Eighty percent (4/5) of our patients presented with nodular BCC, and only 1 required a second stage. In comparison, we also treated 16 White patients with nodular BCC with MMS during the same period, and 31% (5/16) required more than 1 stage, with 1 patient requiring 3 stages. This cohort, however, is too small to demonstrate a statistically significant difference (S.S., unpublished data, 2020-2022).

A study in Singapore reported the postsurgical complication rate and 5-year recurrence rate for 481 tumors (92% BCC and 7.5% SCC). The median follow-up duration after MMS was 36 months, and the recurrence rate was 0.6%. The postsurgical complications included 11 (2.3%) cases with superficial tip necrosis of surgical flaps/grafts, 2 (0.4%) with mild wound dehiscence, 1 (0.2%) with minor surgical site bleeding, and 1 (0.2%) with minor wound infection.¹³ This study supports the notion that MMS is equally effective for Asian patients.

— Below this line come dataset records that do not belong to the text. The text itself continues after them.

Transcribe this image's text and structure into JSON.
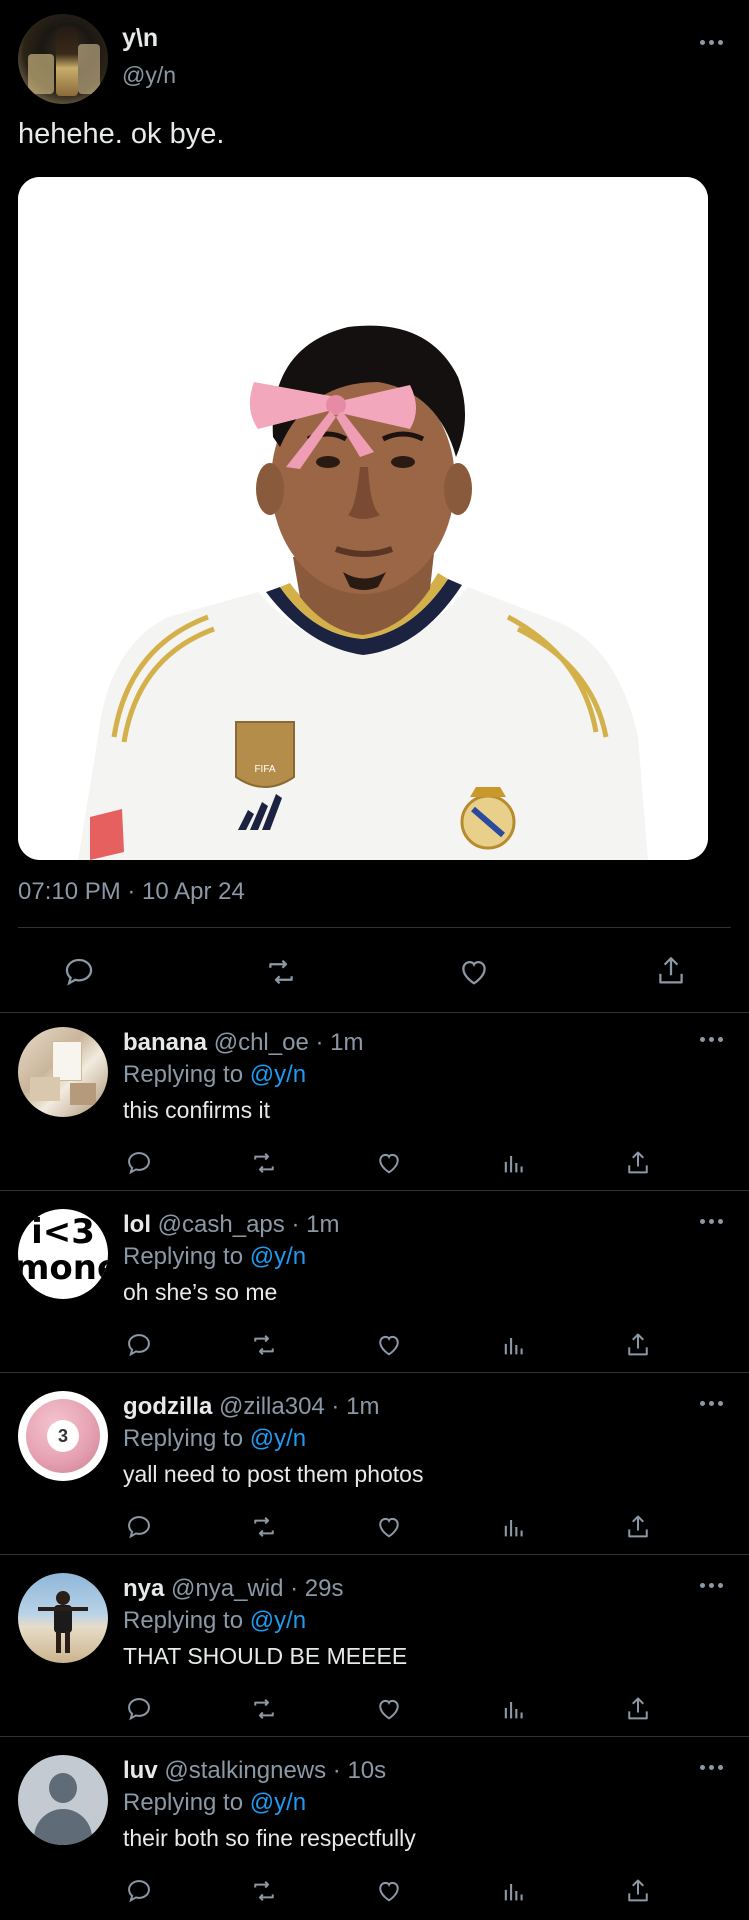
{
  "post": {
    "author_name": "y\\n",
    "author_handle": "@y/n",
    "text": "hehehe. ok bye.",
    "timestamp": "07:10 PM · 10 Apr 24",
    "media_icons": {
      "badge": "FIFA",
      "brand": "adidas-logo",
      "crest": "real-madrid-crest"
    }
  },
  "replies": [
    {
      "name": "banana",
      "handle": "@chl_oe",
      "time": "1m",
      "replying_label": "Replying to",
      "mention": "@y/n",
      "text": "this confirms it",
      "avatar": "collage-avatar"
    },
    {
      "name": "lol",
      "handle": "@cash_aps",
      "time": "1m",
      "replying_label": "Replying to",
      "mention": "@y/n",
      "text": "oh she’s so me",
      "avatar": "i-love-money-avatar",
      "avatar_text_top": "i<3",
      "avatar_text_bottom": "mone"
    },
    {
      "name": "godzilla",
      "handle": "@zilla304",
      "time": "1m",
      "replying_label": "Replying to",
      "mention": "@y/n",
      "text": "yall need to post them photos",
      "avatar": "pool-ball-avatar",
      "avatar_text": "3"
    },
    {
      "name": "nya",
      "handle": "@nya_wid",
      "time": "29s",
      "replying_label": "Replying to",
      "mention": "@y/n",
      "text": "THAT SHOULD BE MEEEE",
      "avatar": "beach-person-avatar"
    },
    {
      "name": "luv",
      "handle": "@stalkingnews",
      "time": "10s",
      "replying_label": "Replying to",
      "mention": "@y/n",
      "text": "their both so fine respectfully",
      "avatar": "default-avatar"
    }
  ],
  "colors": {
    "background": "#000000",
    "text": "#e7e9ea",
    "muted": "#8b98a5",
    "link": "#1d9bf0",
    "divider": "#2f3336"
  }
}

Awareness of MMS in Japan is lacking, and most Japanese dermatologists do not know about the technique. All 5 patients in our case series asked their dermatologists about alternative treatment options and were not offered MMS. In each case, the patients learned of the technique through internet research.

The lack of insurance reimbursement for MMS in Japan is another barrier. Because the national health insurance does not reimburse for MMS, the procedure is relatively unavailable to most Japanese citizens who cannot pay out-of-pocket for the treatment and do not have supplemental insurance. Mohs micrographic surgery may seem expensive compared to WLE followed by repair; however, in the authors’ experience, in Japan, excision without MMS may require general sedation and multiple surgeries to reconstruct larger skin defects, leading to greater morbidity and risk for the patient.

Conclusion

Mohs micrographic surgery in Japan is in its infancy, and further studies showing recurrence rates and long-term prognosis are needed. Such data should help increase awareness of MMS among Japanese physicians as an excellent treatment option for their patients. Furthermore, as Japan becomes more heterogenous as a society and the US Military increases its presence in the region, the need for MMS is likely to increase.

Acknowledgments—We appreciate the proofreading support by Mark Bivens, MBA, MSc (Tokyo, Japan), as well as the technical support from Ben Tallon, MBChB, and Robyn Mason (both in Tauranga, New Zealand) to start MMS at our clinic.